Horse photography - 10 tips and tricks by Lena Matu
When I started photographing horses over ten years ago, the first results were not exactly what I had hoped for. Dramatic skies coupled with expressive movements of the horses... just what you find in calendars, postcards and the Wendy. Photography is not just about having a suitable subject in mind, you also need to know how to best capture it.
So that you might not be as depressed at first as I am, I will give you a few tips here that will make taking photos easier. I'm talking about the absolute basics that you can follow with both a smartphone and a camera.
First of all, however, I would like to say that the well-being and safety of the animals always comes first. Just because others leave their horses unsecured, ride bareback with a collar or or or that is no reason to rush into something. Behind such actions is either years of training, trust and routine or Photoshop. For example, my customers' horses are always secured by at least one halter with a rope. It has also happened to me that the coupling at the other end, for example, was not closed. Save yourself these terrifying seconds and play it safe :D.
Especially in the beginning it is easier for you behind the camera if you only have to concentrate on a calm horse. I would advise you to stay in the familiar environment of the horse for the time being. As a photographer, you not only have to ensure a good result, but also keep an eye on what you can expect from the horse. You get to know the horse a little better when you are there while it is being groomed and can ask the owner a few specific questions.
Tip 1: Prepare your equipment. The battery should be charged and the memory card should have enough free space.

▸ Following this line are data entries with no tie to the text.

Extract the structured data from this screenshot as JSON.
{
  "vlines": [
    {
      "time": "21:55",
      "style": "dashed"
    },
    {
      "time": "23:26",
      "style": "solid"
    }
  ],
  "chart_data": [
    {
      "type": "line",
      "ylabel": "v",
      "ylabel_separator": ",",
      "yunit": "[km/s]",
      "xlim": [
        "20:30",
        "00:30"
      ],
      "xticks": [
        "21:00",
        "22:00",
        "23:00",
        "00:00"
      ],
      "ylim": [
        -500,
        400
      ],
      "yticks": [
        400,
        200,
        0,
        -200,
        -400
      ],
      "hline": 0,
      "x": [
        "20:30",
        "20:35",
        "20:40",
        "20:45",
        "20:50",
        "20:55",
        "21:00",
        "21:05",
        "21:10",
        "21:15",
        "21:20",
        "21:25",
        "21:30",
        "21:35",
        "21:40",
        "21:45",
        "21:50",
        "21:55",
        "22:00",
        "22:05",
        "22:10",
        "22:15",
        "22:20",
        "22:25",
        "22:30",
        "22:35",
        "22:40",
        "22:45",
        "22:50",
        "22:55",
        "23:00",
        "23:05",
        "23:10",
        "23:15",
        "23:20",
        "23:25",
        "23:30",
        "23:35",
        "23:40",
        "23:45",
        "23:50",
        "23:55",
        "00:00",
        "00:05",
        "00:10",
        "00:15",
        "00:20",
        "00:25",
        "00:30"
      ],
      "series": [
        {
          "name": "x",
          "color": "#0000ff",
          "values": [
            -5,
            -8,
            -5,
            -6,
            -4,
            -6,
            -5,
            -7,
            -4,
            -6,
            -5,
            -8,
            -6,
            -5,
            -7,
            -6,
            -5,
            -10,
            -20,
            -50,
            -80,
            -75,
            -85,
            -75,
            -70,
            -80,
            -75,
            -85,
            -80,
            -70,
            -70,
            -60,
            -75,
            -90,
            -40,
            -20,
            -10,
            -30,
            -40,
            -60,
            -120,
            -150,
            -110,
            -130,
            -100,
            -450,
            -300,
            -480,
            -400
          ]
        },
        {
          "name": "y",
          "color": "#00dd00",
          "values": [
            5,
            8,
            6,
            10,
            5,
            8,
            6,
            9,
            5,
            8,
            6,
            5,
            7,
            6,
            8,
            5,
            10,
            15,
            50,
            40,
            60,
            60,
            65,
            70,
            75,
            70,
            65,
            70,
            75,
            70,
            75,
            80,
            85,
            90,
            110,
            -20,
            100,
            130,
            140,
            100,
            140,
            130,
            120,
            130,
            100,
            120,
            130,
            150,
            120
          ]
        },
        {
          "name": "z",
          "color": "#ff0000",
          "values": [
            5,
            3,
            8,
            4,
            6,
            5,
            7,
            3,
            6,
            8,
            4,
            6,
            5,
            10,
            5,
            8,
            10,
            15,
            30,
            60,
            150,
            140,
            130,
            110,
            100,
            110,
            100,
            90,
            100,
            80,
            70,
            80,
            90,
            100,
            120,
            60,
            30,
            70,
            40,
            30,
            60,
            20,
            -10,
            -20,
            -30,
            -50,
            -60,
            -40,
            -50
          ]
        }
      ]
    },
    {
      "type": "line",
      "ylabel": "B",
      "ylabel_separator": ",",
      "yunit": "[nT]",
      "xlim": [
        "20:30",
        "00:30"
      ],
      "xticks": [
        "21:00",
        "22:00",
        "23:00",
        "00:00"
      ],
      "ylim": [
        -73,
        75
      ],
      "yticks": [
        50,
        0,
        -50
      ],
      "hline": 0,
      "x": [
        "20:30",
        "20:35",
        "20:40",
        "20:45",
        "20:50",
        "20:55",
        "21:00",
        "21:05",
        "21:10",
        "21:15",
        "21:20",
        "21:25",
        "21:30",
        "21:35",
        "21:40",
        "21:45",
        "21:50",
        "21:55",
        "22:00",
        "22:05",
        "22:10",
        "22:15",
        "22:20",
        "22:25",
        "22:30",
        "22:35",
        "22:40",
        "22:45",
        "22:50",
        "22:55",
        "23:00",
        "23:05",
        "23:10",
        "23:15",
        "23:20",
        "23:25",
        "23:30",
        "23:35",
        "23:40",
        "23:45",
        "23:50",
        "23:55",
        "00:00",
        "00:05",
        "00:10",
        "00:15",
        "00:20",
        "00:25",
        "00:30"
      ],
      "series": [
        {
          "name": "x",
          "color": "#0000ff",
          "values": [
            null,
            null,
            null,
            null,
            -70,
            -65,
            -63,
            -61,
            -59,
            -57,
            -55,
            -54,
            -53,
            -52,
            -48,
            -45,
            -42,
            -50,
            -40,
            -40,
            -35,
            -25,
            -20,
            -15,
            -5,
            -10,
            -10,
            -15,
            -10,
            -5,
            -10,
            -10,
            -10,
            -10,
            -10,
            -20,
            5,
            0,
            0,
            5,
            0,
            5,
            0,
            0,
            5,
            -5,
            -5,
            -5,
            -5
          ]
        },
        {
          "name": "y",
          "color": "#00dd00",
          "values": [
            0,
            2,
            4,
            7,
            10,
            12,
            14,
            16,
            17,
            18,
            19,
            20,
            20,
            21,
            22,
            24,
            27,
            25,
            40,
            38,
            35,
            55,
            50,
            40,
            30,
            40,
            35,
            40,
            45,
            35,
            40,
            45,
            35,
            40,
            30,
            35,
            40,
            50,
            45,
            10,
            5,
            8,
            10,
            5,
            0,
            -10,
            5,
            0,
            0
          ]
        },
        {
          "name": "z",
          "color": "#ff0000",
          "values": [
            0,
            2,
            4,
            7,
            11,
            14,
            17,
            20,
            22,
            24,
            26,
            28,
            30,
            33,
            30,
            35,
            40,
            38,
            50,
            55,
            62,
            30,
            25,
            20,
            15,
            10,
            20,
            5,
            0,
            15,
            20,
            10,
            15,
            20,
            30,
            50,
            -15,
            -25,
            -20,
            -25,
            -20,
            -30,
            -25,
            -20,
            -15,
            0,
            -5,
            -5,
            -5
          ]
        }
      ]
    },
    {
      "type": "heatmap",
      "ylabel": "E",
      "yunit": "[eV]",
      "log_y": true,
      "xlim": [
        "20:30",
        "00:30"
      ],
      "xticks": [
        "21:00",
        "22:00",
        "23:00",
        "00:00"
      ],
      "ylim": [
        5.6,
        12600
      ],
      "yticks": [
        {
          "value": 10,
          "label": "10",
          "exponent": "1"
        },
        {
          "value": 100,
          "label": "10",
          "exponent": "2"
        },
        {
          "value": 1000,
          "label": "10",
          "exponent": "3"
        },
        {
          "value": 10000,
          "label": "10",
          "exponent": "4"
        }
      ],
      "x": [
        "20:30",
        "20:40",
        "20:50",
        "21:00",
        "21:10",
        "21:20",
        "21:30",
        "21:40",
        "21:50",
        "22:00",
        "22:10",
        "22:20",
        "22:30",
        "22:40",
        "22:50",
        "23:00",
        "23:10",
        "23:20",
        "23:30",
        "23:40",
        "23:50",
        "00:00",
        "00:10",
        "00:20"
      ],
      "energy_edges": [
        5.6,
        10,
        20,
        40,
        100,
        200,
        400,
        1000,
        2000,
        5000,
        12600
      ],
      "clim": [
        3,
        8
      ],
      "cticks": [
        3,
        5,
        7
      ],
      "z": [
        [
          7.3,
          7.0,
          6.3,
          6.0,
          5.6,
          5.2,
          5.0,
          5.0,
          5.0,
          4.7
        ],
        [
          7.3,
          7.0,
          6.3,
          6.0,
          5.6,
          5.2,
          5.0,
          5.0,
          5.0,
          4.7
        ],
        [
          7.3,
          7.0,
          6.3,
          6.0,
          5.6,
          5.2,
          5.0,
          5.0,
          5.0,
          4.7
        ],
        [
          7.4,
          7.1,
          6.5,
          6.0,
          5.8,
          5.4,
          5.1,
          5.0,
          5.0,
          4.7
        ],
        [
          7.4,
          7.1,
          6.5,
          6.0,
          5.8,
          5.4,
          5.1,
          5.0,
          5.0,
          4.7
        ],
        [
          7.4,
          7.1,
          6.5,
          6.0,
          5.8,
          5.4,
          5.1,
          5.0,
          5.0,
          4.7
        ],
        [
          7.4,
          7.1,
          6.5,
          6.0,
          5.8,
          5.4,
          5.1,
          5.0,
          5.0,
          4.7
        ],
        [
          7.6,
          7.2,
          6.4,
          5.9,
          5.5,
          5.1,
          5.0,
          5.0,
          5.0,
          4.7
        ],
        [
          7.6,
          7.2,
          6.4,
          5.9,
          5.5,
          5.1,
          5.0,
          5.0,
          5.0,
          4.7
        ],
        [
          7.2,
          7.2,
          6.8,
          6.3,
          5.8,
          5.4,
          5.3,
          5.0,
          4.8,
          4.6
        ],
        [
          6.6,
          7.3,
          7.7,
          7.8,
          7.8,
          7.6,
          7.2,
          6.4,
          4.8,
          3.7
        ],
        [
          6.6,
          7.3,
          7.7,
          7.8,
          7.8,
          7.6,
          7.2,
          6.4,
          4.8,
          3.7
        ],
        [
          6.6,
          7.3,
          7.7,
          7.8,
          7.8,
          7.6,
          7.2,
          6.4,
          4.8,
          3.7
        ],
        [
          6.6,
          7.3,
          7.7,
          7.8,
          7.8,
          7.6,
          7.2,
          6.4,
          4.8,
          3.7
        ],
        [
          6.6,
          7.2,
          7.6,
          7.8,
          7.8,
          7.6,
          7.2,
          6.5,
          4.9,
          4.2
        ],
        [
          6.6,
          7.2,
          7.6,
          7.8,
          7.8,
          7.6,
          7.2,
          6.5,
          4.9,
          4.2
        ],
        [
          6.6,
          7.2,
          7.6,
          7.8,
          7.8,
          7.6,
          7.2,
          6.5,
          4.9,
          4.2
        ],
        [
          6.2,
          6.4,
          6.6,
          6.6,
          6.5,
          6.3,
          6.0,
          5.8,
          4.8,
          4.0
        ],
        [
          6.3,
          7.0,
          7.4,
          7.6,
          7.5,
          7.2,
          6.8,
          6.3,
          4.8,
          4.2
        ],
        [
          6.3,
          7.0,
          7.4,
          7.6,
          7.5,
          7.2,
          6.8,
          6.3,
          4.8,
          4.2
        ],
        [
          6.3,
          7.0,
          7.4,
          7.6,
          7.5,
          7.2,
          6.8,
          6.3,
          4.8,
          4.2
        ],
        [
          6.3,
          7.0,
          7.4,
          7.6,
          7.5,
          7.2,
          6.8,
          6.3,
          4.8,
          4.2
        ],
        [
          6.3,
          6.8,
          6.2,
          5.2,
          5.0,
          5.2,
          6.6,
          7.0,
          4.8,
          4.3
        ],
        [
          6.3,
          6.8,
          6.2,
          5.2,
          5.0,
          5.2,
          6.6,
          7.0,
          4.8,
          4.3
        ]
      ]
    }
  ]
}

Nothing is more annoying than holding a dead camera at the perfect moment.
Tip 2: A clean horse with a shiny coat looks great. You can gently clean your nostrils and eyes with a damp cloth. If a dark horse raises a lot of dust, I sometimes go all over the body with it. However, the cloth should not be too wet.
Tip 3: A tidy background calms the picture and draws attention to the actual subject. In order for the motif to stand out well from the background, you can simply leave more distance between the background and the motif.
Tip 4: Don't just stand still, move around your subject. Try different perspectives and try something new.
Tip 5: Take a look at the appropriate breed portrait for your model and what makes breeding so special.
Tip 6: Let the horse stand diagonally to you. When photographed from the front, the horse can look very slight in the chest but strong around the belly. Diagonally you have your shoulders on it and more area from the neck.
Tip 7: If your horse is not paying enough attention, you can ask someone at the stable to run away with another horse, for example around a corner. This is often a good way to direct your gaze. In case of hardship, there are also apps with horse sounds. I would first clarify whether the horse is possibly reacting nervously. I wouldn't necessarily use the app right next to a stable.
Tip 8: I have a feed bucket with me for free-running movement pictures in the paddock. The horses are allowed to get feed from me once, then I let them lead them to the other end of the paddock. Now I (or rather a helper) rustle the bucket. Most horses give it a little more gas on the second run if they've had a chance to stick their nose in the bucket after running :).
Tip 9: You can get a lot of inspiration from the Internet, for example which poses are good. You can also look at pictures and analyze them for yourself. What do you like? What bothers you? So you can learn a lot for your own pictures.
Tip 10: Get to know your camera better. No matter which camera, there is a manual. If you want to get better, you need to know and understand the technology behind it. YouTube offers an endless supply of tutorials. If you can operate the camera blind, the best pictures can be taken.
Finally I would like to say that the fun should not be suppressed by the ambition. Don't compare yourself to people who have been doing this for much longer. The route is the goal. Unfortunately, social media constantly offers the opportunity to question oneself and one's work more than necessary. Photos should be created for yourself and not for an anonymous number of likes. So get to the camera and dare, nothing can happen but a picture that you delete again :).